The Commission’s means of addressing these concerns is to work towards what they are characterizing as a single EU VAT area, based on the principle of applying domestic (origin-based) VAT rules to all transactions within the EU, including cross-border transactions. The Commission believes that a single VAT area would allow for simplified taxation of e-Commerce, reduce the burdens on EU SMEs – especially in comparison with non-EU companies – and make organized fraud more difficult. The Commission also addresses the steps that would need to be taken in order to make a single VAT area a reality: these include greater cooperation between Member States on matters of tax administration, and a consensus on the treatment of reduced rated goods and services. The Commission hopes to have a range of concrete proposals ready by 2017.
Guidance Issued for Legal Persons Acting as Directors
As previously reported, the Belgian Ministry of Finance has made it compulsory to collect VAT on the activities of legal entities serving as directors, administrators, or liquidators of companies, effective June 1, 2016. In a Decision dated March 30, 2016, the Ministry of Finance has issued guidelines for affected parties. Specifically, to mitigate the effects of the new rule, legal persons acting as directors will be able to form a VAT group along with the company they run. This option applies under enumerated circumstances that collectively give rise to close financial, economic, and organizational links between the directors and the company.
Draft Bill Would Expand VAT Exemptions
The Belgian Parliament is currently debating a draft bill, dated April 12, 2016, which would expand VAT deductions and exemptions. First, the bill would add terminology referring to light trucks to Article 45 of the VAT code, for the purposes of VAT deduction. Secondly, the bill would expand the VAT exemption for cultural services contained in Article 44. A number of technical changes to the wording of the code would also be made.

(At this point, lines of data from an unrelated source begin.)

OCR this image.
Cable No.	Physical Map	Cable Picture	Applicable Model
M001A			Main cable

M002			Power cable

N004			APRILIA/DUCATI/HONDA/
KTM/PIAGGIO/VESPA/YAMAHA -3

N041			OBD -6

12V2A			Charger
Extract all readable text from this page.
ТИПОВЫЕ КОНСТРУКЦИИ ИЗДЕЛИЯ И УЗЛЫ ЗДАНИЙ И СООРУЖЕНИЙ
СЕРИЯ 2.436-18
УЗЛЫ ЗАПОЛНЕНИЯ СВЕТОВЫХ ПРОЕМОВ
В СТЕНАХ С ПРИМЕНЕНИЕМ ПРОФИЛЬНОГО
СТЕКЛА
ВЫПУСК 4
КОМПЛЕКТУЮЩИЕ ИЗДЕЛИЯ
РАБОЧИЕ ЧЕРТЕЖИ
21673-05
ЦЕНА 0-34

Croatia: Circular on Donations of Food
The Croatian Tax Authority has issued a circular concerning VAT on food donations. Taxpayers inquired whether retail chain outlets must include the purchase and amount of VAT of donated food in documents submitted to the Ministry of Finance. The Tax Authority stated that a donor must keep a record and submit information that contains details regarding delivery, date of shipment, name and type of food, quantity, shelf life, purchase price, amount of VAT and the intermediary or end recipient.
Czech Republic: VAT on Restaurant Services Reduced to 15% on December 1
On April 8, 2016, the Prime Minister of the Czech Republic signed a law that reduces the VAT rate for restaurant and catering services to 15%, effective eight months after publication. The law was officially promulgated in the Official Gazette on April 13, as Law No. 113/2016, and will take effect on December 1, 2016. The 15% reduced rate will not apply to sales of alcoholic beverages or tobacco products.
Estonia: Proposal for Reverse Charge for Metal Products
On April 14, 2016, the Estonian Ministry of Finance proposed a special scheme subjecting suppliers of steel, iron, and related metals to a domestic reverse charge mechanism. Under such a scheme, the customer rather than the supplier is liable to remit VAT on a transaction to the tax authorities. Currently, supplies of a variety of products, including immovable property, investment gold, scrap metal, and precious metals, are subject to a reverse charge mechanism. The purpose of the inclusion of steel and iron is to close the remaining tax loopholes for tax fraud.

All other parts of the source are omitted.